Wait a minute…Steven Soderbergh got a crime movie out on HBO Max this year, and I only just found out about it, like, two weeks ago? The guy who directed all those Ocean’s movies (except Ocean’s 8) and Logan Lucky? And he got another all-star cast involved, led by the rather awesome Don Cheadle? You know, I had two options for Friday night: this or The Tomorrow War.
You know what? The Tomorrow War can wait. I much prefer Cheadle to Chris Pratt anyway.
Curtis (Cheadle) just got out of prison. It’s 1954, he’s in Detroit, and he needs to get out of there ASAP before someone he doesn’t want to meet finds him. Ronald (Benicio del Toro) is screwing around with his mob boss’s wife (Julia Fox). Both get what seems like a simple job from a powerbroker of some kind (Brendan Fraser): go with hotheaded Charley (Kieren Culkin) to some lowlevel corporate cog’s house and get the fellow (David Harbour) to get something from his employer’s safe, a job that should be easy since the cog is having a fling with the boss’s secretary. It’s a simple enough job, and it will get Curtis the money he needs to get as far from Detroit as he needs to before his past catches up with him.
Granted, no crime in a movie ever turns out as easy as it sounds like it should, and it isn’t long before Curtis and Ronald are on the run together, trying to find the missing documents and get them to somebody that will give them both a way out of their respective predicaments. Curtis is the one with the most angles here, and he’s running the show–he has no reason to trust Ronald aside from their need for mutual survival–but the thing is, when organized crime butts heads with Corporate America, particularly in the city of Detroit, things will not get any easier for anyone.
Soderbergh, working off a script from Ed Solomon, does know how to put together a very stylish crime caper. The movie functions equally adeptly as a good caper flick and a dark satire. Characters like Harbour’s Matt Wertz are not going to be getting off easy here no matter who he’s dealing with. Crime bosses like the characters played by Ray Liotta and Bill Duke are always lurking in the background, but are they the worst the city has to offer? Along the way, Soderbergh’s movie takes time to point out racial issues, the treatment of women, and corporate greed as it all relates to the plight of a handful of low and mid-level types as they try to get ahead or at least stay alive. Curtis’s ultimate goal isn’t to be the boss or be rich. He just wants enough to be able to get out of Detroit and stay out. It makes for a more modest goal, one that wouldn’t look out of place in a Coen Brothers’ movie where the best anyone can hope for is to break even. And with a charismatic actor like Cheadle in the role, it certainly helps that we can root for him without ever seeing him as a villain since, really, he doesn’t want to do more than he has to in order to leave town.

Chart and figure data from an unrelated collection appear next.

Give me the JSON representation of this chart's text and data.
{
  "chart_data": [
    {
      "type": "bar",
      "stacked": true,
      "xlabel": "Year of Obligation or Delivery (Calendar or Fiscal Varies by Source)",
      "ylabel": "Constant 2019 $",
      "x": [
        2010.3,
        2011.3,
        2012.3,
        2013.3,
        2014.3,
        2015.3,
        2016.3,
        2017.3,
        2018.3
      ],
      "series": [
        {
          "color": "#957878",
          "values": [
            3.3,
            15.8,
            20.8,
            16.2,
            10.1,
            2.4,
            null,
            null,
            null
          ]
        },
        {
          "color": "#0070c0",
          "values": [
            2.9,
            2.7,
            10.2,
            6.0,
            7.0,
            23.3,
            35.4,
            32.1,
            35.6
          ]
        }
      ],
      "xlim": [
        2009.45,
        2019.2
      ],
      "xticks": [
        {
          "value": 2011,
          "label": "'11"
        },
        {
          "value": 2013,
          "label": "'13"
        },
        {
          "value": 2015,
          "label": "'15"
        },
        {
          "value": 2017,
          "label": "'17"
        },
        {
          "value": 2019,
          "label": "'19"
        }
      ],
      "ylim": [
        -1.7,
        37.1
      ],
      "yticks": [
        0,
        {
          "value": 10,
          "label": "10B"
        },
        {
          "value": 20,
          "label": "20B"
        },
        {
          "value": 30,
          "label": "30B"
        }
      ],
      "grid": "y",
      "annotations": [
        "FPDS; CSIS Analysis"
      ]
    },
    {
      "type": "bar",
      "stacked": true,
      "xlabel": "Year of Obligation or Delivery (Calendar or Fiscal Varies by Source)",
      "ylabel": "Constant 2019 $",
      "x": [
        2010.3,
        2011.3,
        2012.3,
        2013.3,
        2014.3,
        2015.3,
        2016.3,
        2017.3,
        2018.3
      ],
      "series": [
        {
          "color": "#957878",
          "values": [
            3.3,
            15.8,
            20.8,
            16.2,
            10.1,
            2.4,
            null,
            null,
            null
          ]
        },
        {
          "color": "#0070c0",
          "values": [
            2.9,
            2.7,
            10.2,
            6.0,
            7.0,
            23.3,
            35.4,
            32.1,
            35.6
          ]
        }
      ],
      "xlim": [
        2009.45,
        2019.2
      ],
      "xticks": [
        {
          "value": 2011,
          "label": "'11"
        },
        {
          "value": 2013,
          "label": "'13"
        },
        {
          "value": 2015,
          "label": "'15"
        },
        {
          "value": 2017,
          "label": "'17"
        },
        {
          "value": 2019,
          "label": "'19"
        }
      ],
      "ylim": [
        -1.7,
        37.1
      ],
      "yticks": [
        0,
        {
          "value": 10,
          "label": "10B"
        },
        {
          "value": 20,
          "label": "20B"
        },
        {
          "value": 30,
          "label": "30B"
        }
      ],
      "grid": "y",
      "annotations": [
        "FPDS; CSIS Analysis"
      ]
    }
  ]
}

But beyond the fantastic cast and direction, the movie does have a flaw: its characters are not particularly distinctive. Harbour’s character comes closest as the guy who may be the bottom of every pile, put-upon by just about everybody, but by and large, the only real personality many of these characters have is what their actors give them. That’s where the fantastic casting comes into play so well here as well-worn (often for good reason) screen personas fill in a lot of blanks. One of the biggest criticisms about Soderbergh’s work is it is often stylish but soulless. That’s a little bit true here, but the style does carry this movie a long way. What I saw here was a good film, but maybe not quite a great one.